Caviezel sees many real-life correlations to what he sees in Scripture.
“He works with them like a group of apostles, a group that doesn’t have a shepherd,” he said. “The game becomes more than that; it becomes the game of life.”
A man of few words, Coach Lad doesn’t just challenge his players on their commitment to each other, but also to God. During one scene, he leads a Bible study and asks thought-provoking questions, which his players ponder and dissect.
“Luke 6:38 says ‘Give, and it will be given to you. Good measure, pressed down, shaken together, running over, will be put into your lap. For with the measure you use it will be measured back to you,” coach Lad reads to the young men.
“Anyone else think that if you give to others the blessing will be returned in equal measures?”
Similar to roles of John Reese in Person of Interest and Jesus in Passion, Caviezel chooses his words judiciously in When the Game Stands Tall, something he picked up from extensive prep work, including following coach Lad around the De La Salle football complex with a video camera.
“His presence is felt in very few words,” Caviezel said. “The thing I see when I’m around him is how much those boys love him. Their eyes are glossy because their hearts are hot. They’re burning.”
Caviezel pauses for a moment and makes a quick analogy to the role he played in Passion.
“Seems like there’s a character in the Bible that’s like that,” he said. “Why don’t we recognize Him more in our hearts?”
Caviezel and Billy Graham
Basketball wasn’t the only thing that inspired Caviezel as a teenager. He recalls a pivotal night in his faith journey, watching a Billy Graham Crusade on television and being moved by Mr. Graham’s message and the number of people going forward to accept Christ.
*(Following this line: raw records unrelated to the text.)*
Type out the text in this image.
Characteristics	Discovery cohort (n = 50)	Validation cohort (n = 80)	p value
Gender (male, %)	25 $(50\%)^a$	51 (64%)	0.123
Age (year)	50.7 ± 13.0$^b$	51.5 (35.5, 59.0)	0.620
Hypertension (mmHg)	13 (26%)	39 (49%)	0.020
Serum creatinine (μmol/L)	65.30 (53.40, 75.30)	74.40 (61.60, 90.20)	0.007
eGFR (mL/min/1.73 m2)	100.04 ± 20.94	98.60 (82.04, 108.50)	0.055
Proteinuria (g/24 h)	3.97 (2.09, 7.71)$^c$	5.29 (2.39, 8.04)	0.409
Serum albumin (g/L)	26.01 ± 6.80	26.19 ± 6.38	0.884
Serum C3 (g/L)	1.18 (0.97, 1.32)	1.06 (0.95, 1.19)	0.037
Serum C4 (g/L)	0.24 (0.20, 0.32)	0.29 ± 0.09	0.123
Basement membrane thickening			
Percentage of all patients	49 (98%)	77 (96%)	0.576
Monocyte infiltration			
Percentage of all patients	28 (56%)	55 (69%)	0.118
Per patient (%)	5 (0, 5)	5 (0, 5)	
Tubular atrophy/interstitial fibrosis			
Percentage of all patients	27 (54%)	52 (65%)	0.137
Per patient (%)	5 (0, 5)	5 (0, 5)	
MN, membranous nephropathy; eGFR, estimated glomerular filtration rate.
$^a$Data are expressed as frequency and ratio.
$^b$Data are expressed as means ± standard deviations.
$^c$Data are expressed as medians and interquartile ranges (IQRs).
“It gave me hope,” Caviezel recalled. “This is the truth. It’s one-on-one now. I had to answer that.”
In 2004, Caviezel spoke at the Greater Los Angeles Billy Graham Crusade at the Rose Bowl, shortly after he met Mr. Graham for the first time at a private screening along with Mel Gibson for Passion of the Christ.
Mr. Graham talked about being moved to tears watching the film: “I doubt if there has ever been a more graphic and moving presentation of Jesus’ death and resurrection. I feel as if I have actually been there.”
Caviezel remembers the day fondly.
“I sat with him when we watched passion of the Christ. I loved meeting him,” he said. “He’s a wonderful man. He is a living example of his faith. And what I love about him is how humble he is.”